In the Daily Mail, Nasser Hussain says it was some tough decisions made by Andy Flower and Alastair Cook that laid the base for England's fightback
But when Alastair Cook scored a big hundred in a losing cause in Ahmedabad in that second innings things changed. It was the moment the captain said to his team: 'Hang on, there are no demons here. The ball is not spinning both ways. If we show some character, application and belief we can do this.' And since then the transformation has been astonishing. Everything England have done since then has been right. And their business has been conducted in a quite ruthless manner. There has been no dilly-dallying, no worrying about reputations. This has been anything but a closed shop.
Over on the Daily Telegraph website, Scyld Berry agrees with MS Dhoni about James Anderson and writes that it was the absence of a quality paceman that hurt India.
What took India to No 1 in the world Test rankings a couple of years ago was not their truly great batting line-up. For almost the only time since independence they had a fine pace bowler at each end, taking early wickets so middle-order batsmen came in against spin with fielders crowding the bat.
A four-Test series also allows for many momentum shifts and vital little moments that two-Test encounters aren't able to replicate. Kevin Pietersen's 186 in Mumbai and Monty Panesar's 11 wickets were obviously vital, but in the Guardian Rob Smyth takes a look at some of the smaller details that helped England.
The series turned during a partnership of 206 between Cook and Kevin Pietersen in the second Test. Their stand would have been ended at 122 had Ravichandran Ashwin and MS Dhoni not fluffed the chance to run out Cook for 90 in the third over of the third day. England's other batsmen struggled in the innings, with Nos 5-11 scoring 69 between them. Had Cook fallen, Pietersen might not have had the time or the freedom to smash a superb 186.
Also writing for the Guardian, Andy Bull assesses the role played by Andy Flower after what had been a difficult year for the England team director where a few mistakes had crept into his decision making.
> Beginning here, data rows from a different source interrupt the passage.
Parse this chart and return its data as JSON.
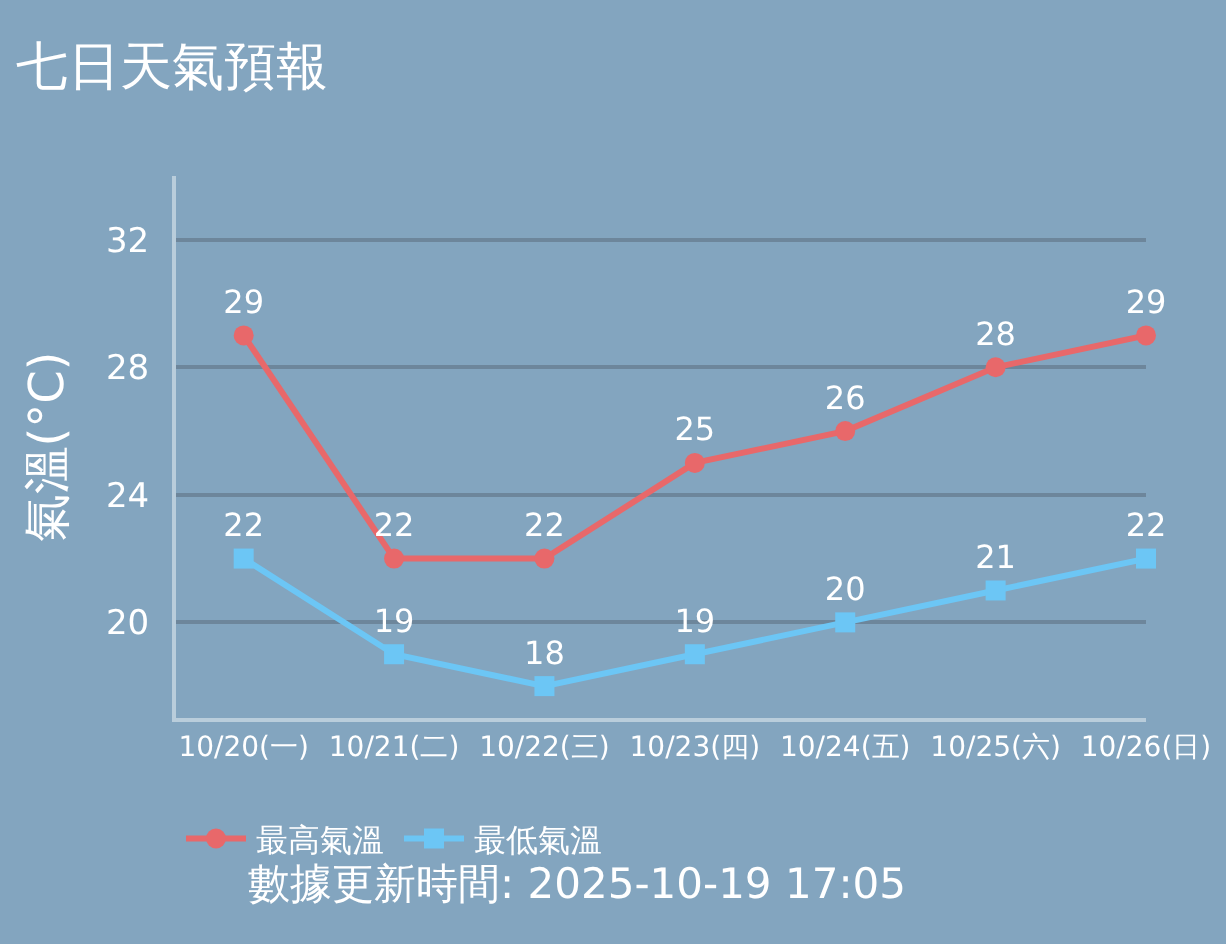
{
  "chart_data": {
    "type": "line",
    "title": "七日天氣預報",
    "ylabel": "氣溫(°C)",
    "categories": [
      "10/20(一)",
      "10/21(二)",
      "10/22(三)",
      "10/23(四)",
      "10/24(五)",
      "10/25(六)",
      "10/26(日)"
    ],
    "series": [
      {
        "name": "最高氣溫",
        "color": "#e8686a",
        "marker": "circle",
        "values": [
          29,
          22,
          22,
          25,
          26,
          28,
          29
        ]
      },
      {
        "name": "最低氣溫",
        "color": "#6cc6f5",
        "marker": "square",
        "values": [
          22,
          19,
          18,
          19,
          20,
          21,
          22
        ]
      }
    ],
    "ylim": [
      17,
      34
    ],
    "yticks": [
      20,
      24,
      28,
      32
    ],
    "grid": "y",
    "legend": "bottom left",
    "data_labels": true,
    "annotations": [
      "數據更新時間: 2025-10-19 17:05"
    ]
  }
}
A lot has changed over these past two months. Pietersen's reintegration has been carried out so seamlessly that by the second Test it had ceased to be an issue at all. After all that time, the media had finally fallen silent on the matter. Both men deserve credit for that - it takes an open mind and a willing heart to let go of a grudge, however silly the spat that caused it might have been.
That reconciliation rather sums up Flower's year, which has not been defined by the decisions he got right so much as it has the manner in which he responded to the ones he got wrong. England started 2012 as the best Test team in the world and yet lost seven Test matches and two series, a record which made it their worst calendar year in more than a decade. The ship did not just drift off course, it started to sink.
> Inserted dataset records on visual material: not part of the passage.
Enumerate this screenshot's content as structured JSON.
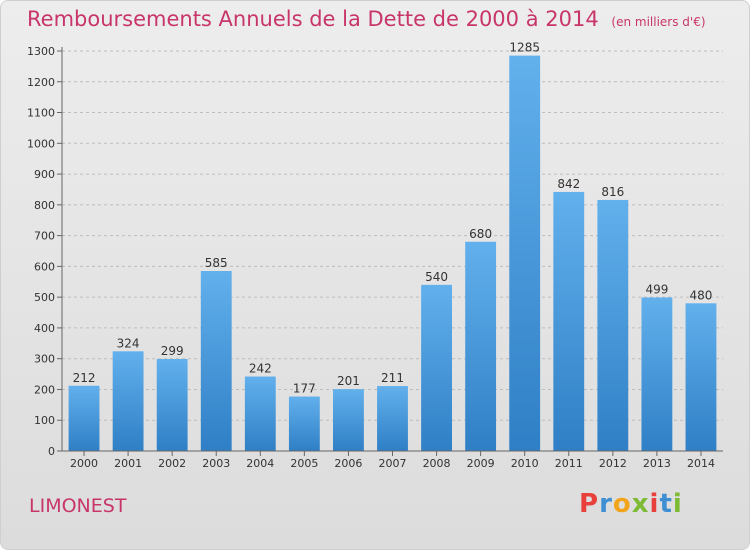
{
  "header": {
    "title": "Remboursements Annuels de la Dette de 2000 à 2014",
    "unit_note": "(en milliers d'€)"
  },
  "footer": {
    "place_name": "LIMONEST",
    "logo_letters": [
      "P",
      "r",
      "o",
      "x",
      "i",
      "t",
      "i"
    ],
    "logo_colors": [
      "#e8413c",
      "#3f8fd2",
      "#f2a51c",
      "#7dbb35",
      "#e8413c",
      "#3f8fd2",
      "#7dbb35"
    ]
  },
  "colors": {
    "bar_top": "#62b0ec",
    "bar_bottom": "#2f7fc6",
    "title": "#c8356a"
  },
  "chart_data": {
    "type": "bar",
    "title": "Remboursements Annuels de la Dette de 2000 à 2014",
    "subtitle": "(en milliers d'€)",
    "xlabel": "",
    "ylabel": "",
    "categories": [
      "2000",
      "2001",
      "2002",
      "2003",
      "2004",
      "2005",
      "2006",
      "2007",
      "2008",
      "2009",
      "2010",
      "2011",
      "2012",
      "2013",
      "2014"
    ],
    "values": [
      212,
      324,
      299,
      585,
      242,
      177,
      201,
      211,
      540,
      680,
      1285,
      842,
      816,
      499,
      480
    ],
    "ylim": [
      0,
      1300
    ],
    "yticks": [
      0,
      100,
      200,
      300,
      400,
      500,
      600,
      700,
      800,
      900,
      1000,
      1100,
      1200,
      1300
    ],
    "grid": true,
    "legend": "none"
  }
}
We can't forget Alastair Cook, of course. In the Independent, James Lawton adds to the praise being heaped on the England captain, but also has some tough words for India.
Ultimately, though, there was no question about the most encouraging aspect of England's historic success. It was the tour of Captain Cook, the time when he came of age not only as a leader of immense promise but a Test cricketer of the first rank. His predecessor Andrew Strauss could hardly have set a better tone, a more enduring example, but Cook's achievement is to make it look like a seamless transition.